Richard Vencu — LAION
Richard Vencu is one of the cofounders of German non-profit AI research institute LAION — which provided the dataset for Stability AI’s Stable Diffusion.
He’s also the lead cloud architect at Stability AI, and previously served as CTO at global software firm Ness Digital Engineering.
Avital Oliver — Google
Based in Amsterdam, Oliver is a senior research engineer at Google Brain, part of its AI division that combines machine learning research with large-scale computing.
He’s a former research intern at OpenAI and tweets regularly on generative models.
Ed Newton-Rex — Harmonai
Newton-Rex is VP of product at Harmonai, the music division of Stability AI. He’s also one of the rare generative AI builders in Europe with an exit under his belt, having sold his generative music startup Jukedeck to ByteDance (the owner of TikTok) in 2019.
He then went on to work as a product director in TikTok’s “AI Lab”, based in London. He might not have originally trained in machine learning as a student, but Newton-Rex has now published two academic papers on the topic. And he's no slouch on music either, with a degree from Cambridge University he's now an advisor to the iconic Abbey Road Studios.
Nina Schick — author
Schick might not be a data scientist, but she does have a masters degree in philosophy from Cambridge University and is the author of the non-fiction book “Deepfakes and the Infocalypse”, as well as the substack “The Era of Generative AI”.
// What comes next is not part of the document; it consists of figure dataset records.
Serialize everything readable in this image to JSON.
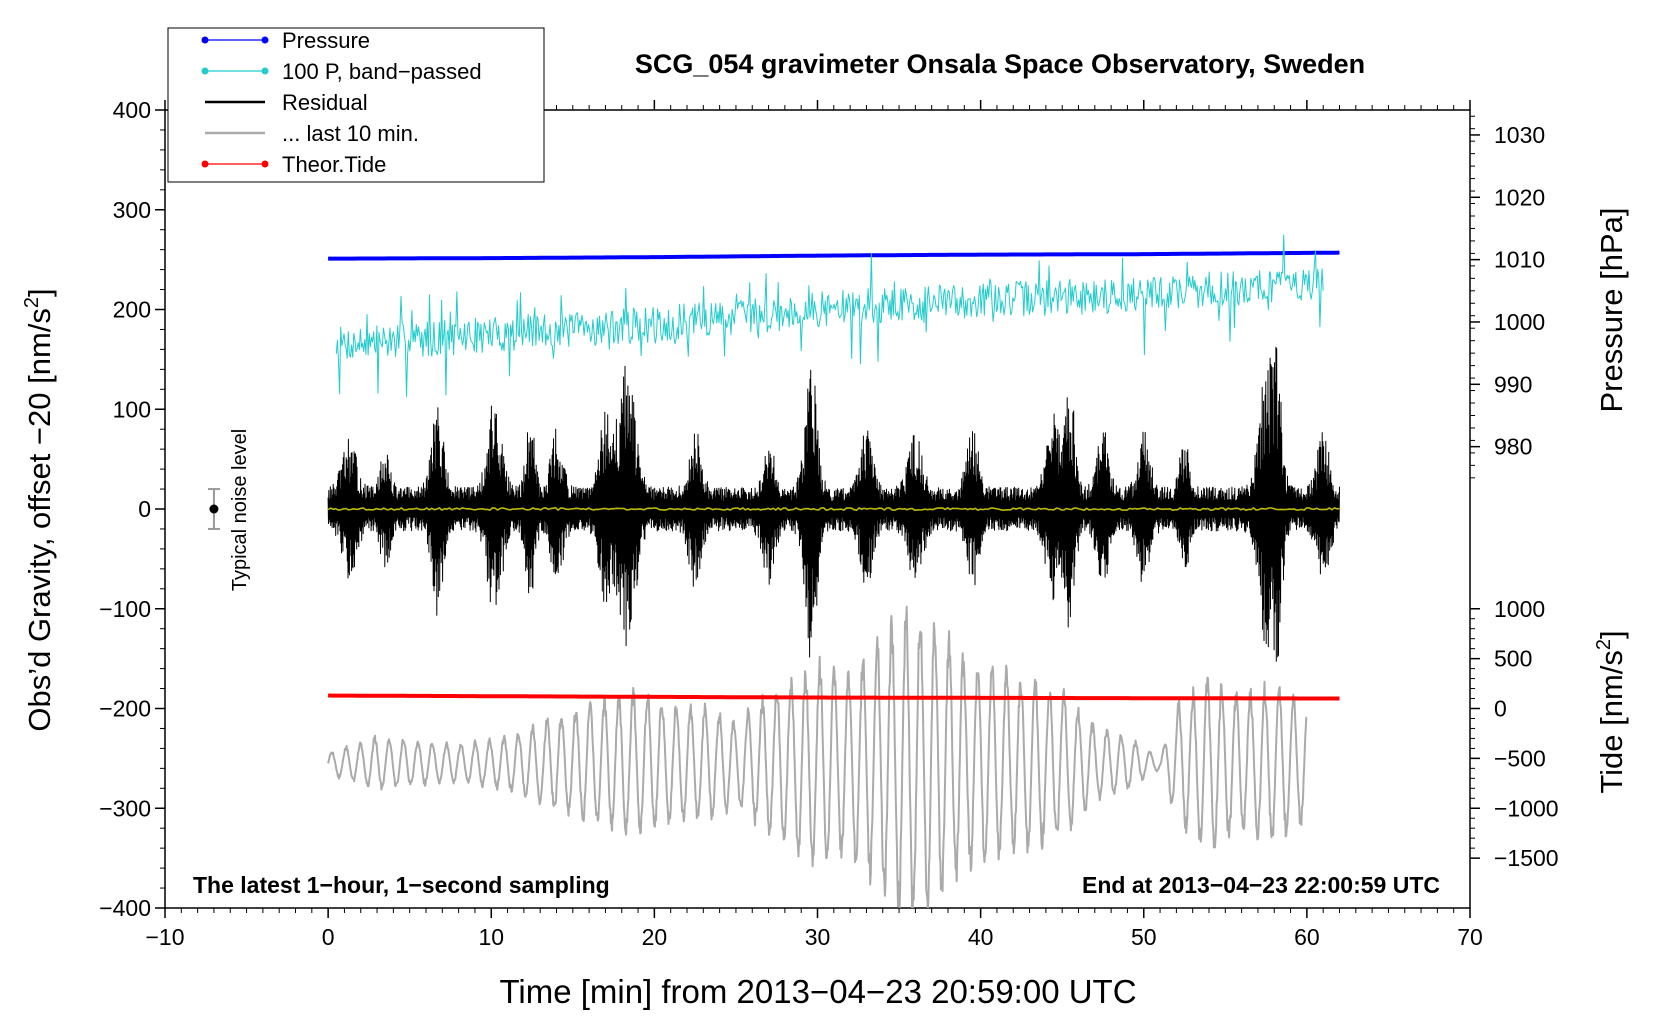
{
  "chart_data": {
    "type": "line",
    "title": "SCG_054 gravimeter Onsala Space Observatory, Sweden",
    "xlabel": "Time [min] from 2013−04−23 20:59:00 UTC",
    "ylabel_left_main": "Obs’d Gravity, offset −20 [nm/s",
    "ylabel_left_sup": "2",
    "ylabel_left_close": "]",
    "ylabel_right_pressure": "Pressure [hPa]",
    "ylabel_right_tide_main": "Tide [nm/s",
    "ylabel_right_tide_sup": "2",
    "ylabel_right_tide_close": "]",
    "xlim": [
      -10,
      70
    ],
    "ylim": [
      -400,
      400
    ],
    "x_ticks": [
      {
        "v": -10,
        "label": "−10"
      },
      {
        "v": 0,
        "label": "0"
      },
      {
        "v": 10,
        "label": "10"
      },
      {
        "v": 20,
        "label": "20"
      },
      {
        "v": 30,
        "label": "30"
      },
      {
        "v": 40,
        "label": "40"
      },
      {
        "v": 50,
        "label": "50"
      },
      {
        "v": 60,
        "label": "60"
      },
      {
        "v": 70,
        "label": "70"
      }
    ],
    "y_ticks": [
      {
        "v": 400,
        "label": "400"
      },
      {
        "v": 300,
        "label": "300"
      },
      {
        "v": 200,
        "label": "200"
      },
      {
        "v": 100,
        "label": "100"
      },
      {
        "v": 0,
        "label": "0"
      },
      {
        "v": -100,
        "label": "−100"
      },
      {
        "v": -200,
        "label": "−200"
      },
      {
        "v": -300,
        "label": "−300"
      },
      {
        "v": -400,
        "label": "−400"
      }
    ],
    "pressure_axis": {
      "ref_hpa": 1010,
      "ref_y": 250,
      "nm_per_hpa": 6.25,
      "ticks": [
        {
          "v": 1030,
          "label": "1030"
        },
        {
          "v": 1020,
          "label": "1020"
        },
        {
          "v": 1010,
          "label": "1010"
        },
        {
          "v": 1000,
          "label": "1000"
        },
        {
          "v": 990,
          "label": "990"
        },
        {
          "v": 980,
          "label": "980"
        }
      ]
    },
    "tide_axis": {
      "ref_tide": 0,
      "ref_y": -200,
      "nm_per_unit": 0.1,
      "ticks": [
        {
          "v": 1000,
          "label": "1000"
        },
        {
          "v": 500,
          "label": "500"
        },
        {
          "v": 0,
          "label": "0"
        },
        {
          "v": -500,
          "label": "−500"
        },
        {
          "v": -1000,
          "label": "−1000"
        },
        {
          "v": -1500,
          "label": "−1500"
        }
      ]
    },
    "legend": {
      "placement": "top-left",
      "entries": [
        {
          "label": "Pressure",
          "color": "#0000ff",
          "style": "dot-line"
        },
        {
          "label": "100 P, band−passed",
          "color": "#22cccc",
          "style": "dot-line"
        },
        {
          "label": "Residual",
          "color": "#000000",
          "style": "line"
        },
        {
          "label": "... last 10 min.",
          "color": "#aaaaaa",
          "style": "line"
        },
        {
          "label": "Theor.Tide",
          "color": "#ff0000",
          "style": "dot-line"
        }
      ]
    },
    "annotations": {
      "bottom_left": "The latest 1−hour, 1−second sampling",
      "bottom_right": "End at 2013−04−23 22:00:59 UTC",
      "noise_label": "Typical noise level"
    },
    "noise_bar": {
      "x": -7,
      "center": 0,
      "half_range": 20
    },
    "series": [
      {
        "name": "Pressure",
        "color": "#0000ff",
        "kind": "smooth",
        "points": [
          [
            0,
            251
          ],
          [
            10,
            251.5
          ],
          [
            20,
            252.5
          ],
          [
            30,
            254
          ],
          [
            40,
            255
          ],
          [
            50,
            255.5
          ],
          [
            62,
            257
          ]
        ]
      },
      {
        "name": "100 P, band−passed",
        "color": "#22cccc",
        "kind": "noise",
        "x_range": [
          0.5,
          61
        ],
        "samples": 900,
        "seed": 7,
        "base": [
          [
            0.5,
            165
          ],
          [
            10,
            175
          ],
          [
            20,
            185
          ],
          [
            30,
            200
          ],
          [
            40,
            210
          ],
          [
            50,
            215
          ],
          [
            61,
            228
          ]
        ],
        "amplitude": 18,
        "spikes": 0.06,
        "spike_amp": 45
      },
      {
        "name": "Residual",
        "color": "#000000",
        "kind": "burst",
        "x_range": [
          0,
          62
        ],
        "samples": 2800,
        "seed": 13,
        "base_amp": 22,
        "bursts": [
          [
            1.3,
            0.6,
            50
          ],
          [
            3.5,
            0.4,
            40
          ],
          [
            6.7,
            0.5,
            85
          ],
          [
            10.2,
            0.6,
            90
          ],
          [
            12.4,
            0.4,
            70
          ],
          [
            14,
            0.5,
            60
          ],
          [
            17,
            0.5,
            75
          ],
          [
            18.3,
            0.7,
            125
          ],
          [
            22.5,
            0.5,
            60
          ],
          [
            27,
            0.5,
            55
          ],
          [
            29.6,
            0.5,
            135
          ],
          [
            33,
            0.5,
            60
          ],
          [
            36,
            0.6,
            55
          ],
          [
            39.5,
            0.5,
            60
          ],
          [
            44.5,
            0.6,
            75
          ],
          [
            45.5,
            0.4,
            100
          ],
          [
            47.5,
            0.5,
            60
          ],
          [
            50,
            0.5,
            60
          ],
          [
            52.5,
            0.4,
            50
          ],
          [
            57.5,
            0.6,
            120
          ],
          [
            58.2,
            0.4,
            105
          ],
          [
            61,
            0.5,
            60
          ]
        ]
      },
      {
        "name": "Mean",
        "color": "#bbbb00",
        "kind": "noise",
        "x_range": [
          0,
          62
        ],
        "samples": 400,
        "seed": 3,
        "base": [
          [
            0,
            0
          ],
          [
            62,
            0
          ]
        ],
        "amplitude": 1.2,
        "spikes": 0,
        "spike_amp": 0
      },
      {
        "name": "... last 10 min.",
        "color": "#aaaaaa",
        "kind": "wave",
        "x_range": [
          0,
          60
        ],
        "samples": 1800,
        "period": 0.88,
        "center": -255,
        "seed": 5,
        "envelope": [
          [
            0,
            10
          ],
          [
            3,
            25
          ],
          [
            6,
            20
          ],
          [
            8,
            18
          ],
          [
            11,
            25
          ],
          [
            14,
            45
          ],
          [
            17,
            60
          ],
          [
            19,
            70
          ],
          [
            21,
            55
          ],
          [
            23,
            55
          ],
          [
            25,
            40
          ],
          [
            26.5,
            60
          ],
          [
            28,
            75
          ],
          [
            30,
            95
          ],
          [
            32,
            85
          ],
          [
            34,
            120
          ],
          [
            35.5,
            145
          ],
          [
            37,
            135
          ],
          [
            39,
            100
          ],
          [
            41,
            90
          ],
          [
            43,
            80
          ],
          [
            45,
            70
          ],
          [
            47,
            35
          ],
          [
            49,
            25
          ],
          [
            51,
            5
          ],
          [
            52,
            55
          ],
          [
            54,
            80
          ],
          [
            56,
            65
          ],
          [
            58,
            75
          ],
          [
            60,
            55
          ]
        ]
      },
      {
        "name": "Theor.Tide",
        "color": "#ff0000",
        "kind": "smooth",
        "points": [
          [
            0,
            -187
          ],
          [
            15,
            -188
          ],
          [
            30,
            -189
          ],
          [
            45,
            -189.5
          ],
          [
            62,
            -190
          ]
        ]
      }
    ]
  }
}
Schick serves as an advisor to generative AI startups Synthesia and Truepic, and has previously worked in international relations for organisations like Rasmussen and Open Europe.
Henry Ajder — author
Like Schick, Ajder is a Cambridge philosophy graduate and specialised in ethics and AI. He’s an expert in synthetic media and presented the BBC documentary series “The Future Will Be Synthesised.”
He’s also on the European advisory council for Meta’s Reality Labs and previously worked at Sensity, a company working on tech to detect deepfakes.